Die erneuerte EU-Sozialagenda

Die erneuerte EU-Sozialagenda ist ein umfassendes Initiativenpaket zum Thema „Chancen, Zugangsmöglichkeiten und Solidarität im Europa des 21. Jahrhunderts“, das die Kommission am 2./3. Juli 2008 vorgeschlagen hat. Sie ergänzt die Lissabon-Strategie für den Zeitraum 2008-2010 und soll auch in der Lissabon-Nachfolge-Strategie für die Zeit bis 2020 umfassend berücksichtigt werden.

Die Agenda steht für ein erneuertes Engagement für ein soziales Europa und basiert auf einem integrierten Ansatz. Sie veranschaulicht, wie die EU durch Initiativen in den Bereichen Beschäftigung, Bildung und Qualifikation, Diskriminierungsbekämpfung, Mobilität und Gesundheit dazu beitragen kann, Chancen zu eröffnen, Zugangsmöglichkeiten zu schaffen und Solidarität zu üben. Insbesondere jungen Menschen soll ermöglicht werden, den schnellen Wandel aufgrund der Globalisierung, des technischen Fortschrittes oder der Alterung der Gesellschaft besser zu bewältigen.

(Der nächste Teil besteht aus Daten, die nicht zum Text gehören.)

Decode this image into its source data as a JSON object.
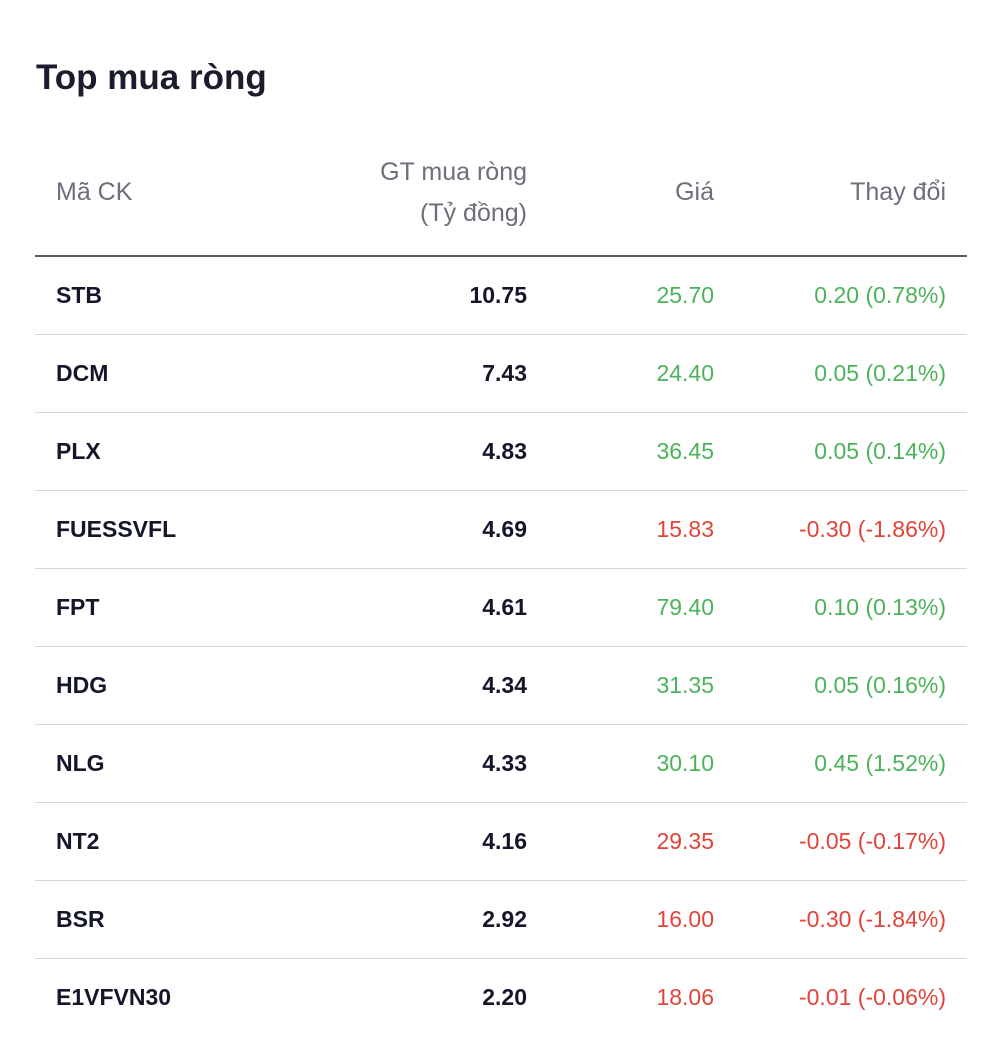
{
  "widget": {
    "title": "Top mua ròng"
  },
  "table": {
    "headers": {
      "code": "Mã CK",
      "value_line1": "GT mua ròng",
      "value_line2": "(Tỷ đồng)",
      "price": "Giá",
      "change": "Thay đổi"
    },
    "rows": [
      {
        "code": "STB",
        "value": "10.75",
        "price": "25.70",
        "change": "0.20 (0.78%)",
        "direction": "up"
      },
      {
        "code": "DCM",
        "value": "7.43",
        "price": "24.40",
        "change": "0.05 (0.21%)",
        "direction": "up"
      },
      {
        "code": "PLX",
        "value": "4.83",
        "price": "36.45",
        "change": "0.05 (0.14%)",
        "direction": "up"
      },
      {
        "code": "FUESSVFL",
        "value": "4.69",
        "price": "15.83",
        "change": "-0.30 (-1.86%)",
        "direction": "down"
      },
      {
        "code": "FPT",
        "value": "4.61",
        "price": "79.40",
        "change": "0.10 (0.13%)",
        "direction": "up"
      },
      {
        "code": "HDG",
        "value": "4.34",
        "price": "31.35",
        "change": "0.05 (0.16%)",
        "direction": "up"
      },
      {
        "code": "NLG",
        "value": "4.33",
        "price": "30.10",
        "change": "0.45 (1.52%)",
        "direction": "up"
      },
      {
        "code": "NT2",
        "value": "4.16",
        "price": "29.35",
        "change": "-0.05 (-0.17%)",
        "direction": "down"
      },
      {
        "code": "BSR",
        "value": "2.92",
        "price": "16.00",
        "change": "-0.30 (-1.84%)",
        "direction": "down"
      },
      {
        "code": "E1VFVN30",
        "value": "2.20",
        "price": "18.06",
        "change": "-0.01 (-0.06%)",
        "direction": "down"
      }
    ]
  },
  "colors": {
    "up": "#4cb35a",
    "down": "#e0443a",
    "text": "#1b1c2e",
    "header_text": "#6c6f7a"
  }
}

Die EU-Kommission hat 2008 zudem vorgeschlagen, dass verstärkt Gelegenheiten für den freiwilligen Einsatz junger Menschen in Europa geschaffen werden sollen. Die Empfehlung ist ein Novum: Es ist die erste, die die Kommission jemals im Bereich der Jugendpolitik vorgelegt hat. Die Kommission ermutigt die Mitgliedstaaten, die Interoperabilität der nationalen Freiwilligenstrukturen zu verbessern, damit interessierte junge Menschen eines Landes leichter an den in einem anderen Land angebotenen Aktivitäten teilnehmen können.